At today's high-level plenary session at COP26, the European Commission announced a new pledge of €100 million in finance for the Adaptation Fund.
Speaking in Glasgow, Executive-Vice-President Frans Timmermans said: “We have to scale up international climate finance and provide a predictable framework for its delivery. The Adaptation Fund can play a key role and that is why I am pleased to announce for the first time that the European Commission is committing €100 million to the Fund, to support developing countries.”
This additional €100 million contribution from the EU budget is by far the biggest pledge for the Adaptation Fund made by donors at COP26. It comes on top of significant contributions already announced by Member States, and also confirms the EU's supporting role to the informal Champions Group on Adaptation Finance. The contribution will be made in a way that is compatible with EU financial rules. It underscores our determination to scale up finance to support climate adaptation objectives, and to strike a better balance between mitigation and adaptation, particularly in the most vulnerable countries and for the benefit of their most vulnerable populations. This applies first and foremost to Least Developed Countries and Small Island Developing States.
International public climate finance plays an important role in helping developing countries to implement the 2015 Paris climate change agreement. Adaptation finance is one of the central topics of discussion at COP26 in Glasgow, and it is a high priority for the European Commission. The EU is already the largest provider of international climate finance. In 2020, the EU and its 27 Member States committed €23.39 billion in climate finance to support developing countries in reducing their greenhouse gas emissions and adapting to the impacts of climate change.
In February 2021, the Commission adopted a new EU Strategy on Adaptation to Climate Change, setting out the pathway to prepare for the unavoidable impacts of climate change and become climate-resilient by 2050 in the European Union and around the world. It charts a course to make adaptation efforts smarter, swifter and more systemic in the years ahead, and also aims to significantly step up international action on adaptation.
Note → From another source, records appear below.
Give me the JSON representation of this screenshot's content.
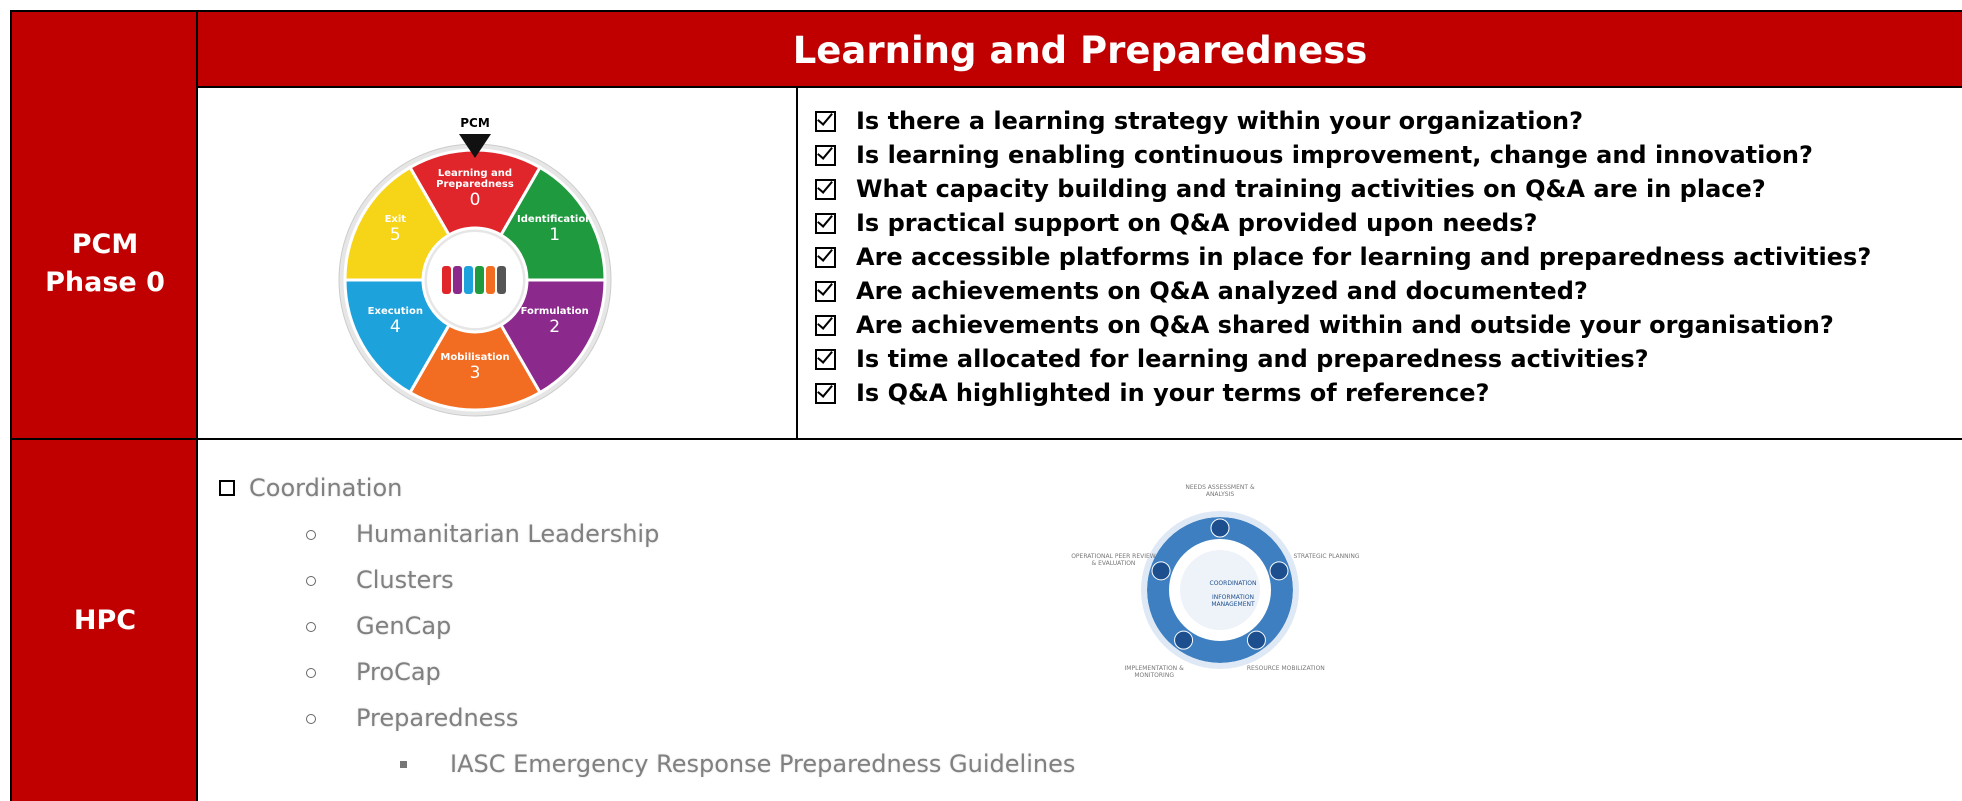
{
  "header": {
    "title": "Learning and Preparedness"
  },
  "pcm": {
    "label": [
      "PCM",
      "Phase 0"
    ],
    "wheel": {
      "pointer": "PCM",
      "segments": [
        {
          "name": "Learning and Preparedness",
          "number": 0
        },
        {
          "name": "Identification",
          "number": 1
        },
        {
          "name": "Formulation",
          "number": 2
        },
        {
          "name": "Mobilisation",
          "number": 3
        },
        {
          "name": "Execution",
          "number": 4
        },
        {
          "name": "Exit",
          "number": 5
        }
      ]
    },
    "questions": [
      "Is there a learning strategy within your organization?",
      "Is learning enabling continuous improvement, change and innovation?",
      "What capacity building and training activities on Q&A are in place?",
      "Is practical support on Q&A provided upon needs?",
      "Are accessible platforms in place for learning and preparedness activities?",
      "Are achievements on Q&A analyzed and documented?",
      "Are achievements on Q&A shared within and outside your organisation?",
      "Is time allocated for learning and preparedness activities?",
      "Is Q&A highlighted in your terms of reference?"
    ]
  },
  "hpc": {
    "label": "HPC",
    "items": [
      {
        "text": "Coordination",
        "children": [
          {
            "text": "Humanitarian Leadership"
          },
          {
            "text": "Clusters"
          },
          {
            "text": "GenCap"
          },
          {
            "text": "ProCap"
          },
          {
            "text": "Preparedness",
            "children": [
              {
                "text": "IASC Emergency Response Preparedness Guidelines"
              }
            ]
          }
        ]
      }
    ],
    "cycle": {
      "center": [
        "COORDINATION",
        "INFORMATION MANAGEMENT"
      ],
      "stages": [
        "NEEDS ASSESSMENT & ANALYSIS",
        "STRATEGIC PLANNING",
        "RESOURCE MOBILIZATION",
        "IMPLEMENTATION & MONITORING",
        "OPERATIONAL PEER REVIEW & EVALUATION"
      ]
    }
  }
}
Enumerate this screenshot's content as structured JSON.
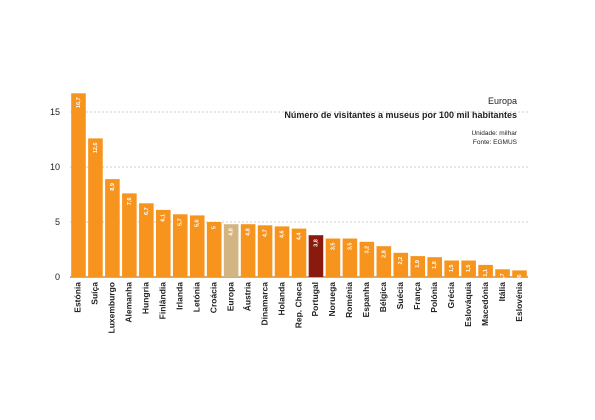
{
  "chart_data": {
    "type": "bar",
    "region": "Europa",
    "title": "Número de visitantes a museus por 100 mil habitantes",
    "unit_note": "Unidade: milhar",
    "source_note": "Fonte: EGMUS",
    "ylim": [
      0,
      17
    ],
    "yticks": [
      "0",
      "5",
      "10",
      "15"
    ],
    "grid": true,
    "categories": [
      "Estónia",
      "Suíça",
      "Luxemburgo",
      "Alemanha",
      "Hungria",
      "Finlândia",
      "Irlanda",
      "Letónia",
      "Croácia",
      "Europa",
      "Áustria",
      "Dinamarca",
      "Holanda",
      "Rep. Checa",
      "Portugal",
      "Noruega",
      "Roménia",
      "Espanha",
      "Bélgica",
      "Suécia",
      "França",
      "Polónia",
      "Grécia",
      "Eslováquia",
      "Macedónia",
      "Itália",
      "Eslovénia"
    ],
    "values": [
      16.7,
      12.6,
      8.9,
      7.6,
      6.7,
      6.1,
      5.7,
      5.6,
      5.0,
      4.8,
      4.8,
      4.7,
      4.6,
      4.4,
      3.8,
      3.5,
      3.5,
      3.2,
      2.8,
      2.2,
      1.9,
      1.8,
      1.5,
      1.5,
      1.1,
      0.7,
      0.6
    ],
    "value_labels": [
      "16,7",
      "12,6",
      "8,9",
      "7,6",
      "6,7",
      "6,1",
      "5,7",
      "5,6",
      "5",
      "4,8",
      "4,8",
      "4,7",
      "4,6",
      "4,4",
      "3,8",
      "3,5",
      "3,5",
      "3,2",
      "2,8",
      "2,2",
      "1,9",
      "1,8",
      "1,5",
      "1,5",
      "1,1",
      "0,7",
      "0,6"
    ],
    "colors": {
      "default": "#F7941D",
      "Europa": "#D2B583",
      "Portugal": "#8B1A0E"
    }
  }
}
In October 2021, the EU submitted the Adaptation Strategy to the UNFCCC as part of its Adaptation Communication in line with its commitments under the Paris Agreement.
Since 2010, the Adaptation Fund has committed nearly $868 million for climate change adaptation and resilience projects and programmes, including 126 concrete, localized projects in the most vulnerable communities of developing countries around the world with 31.5 million total beneficiaries.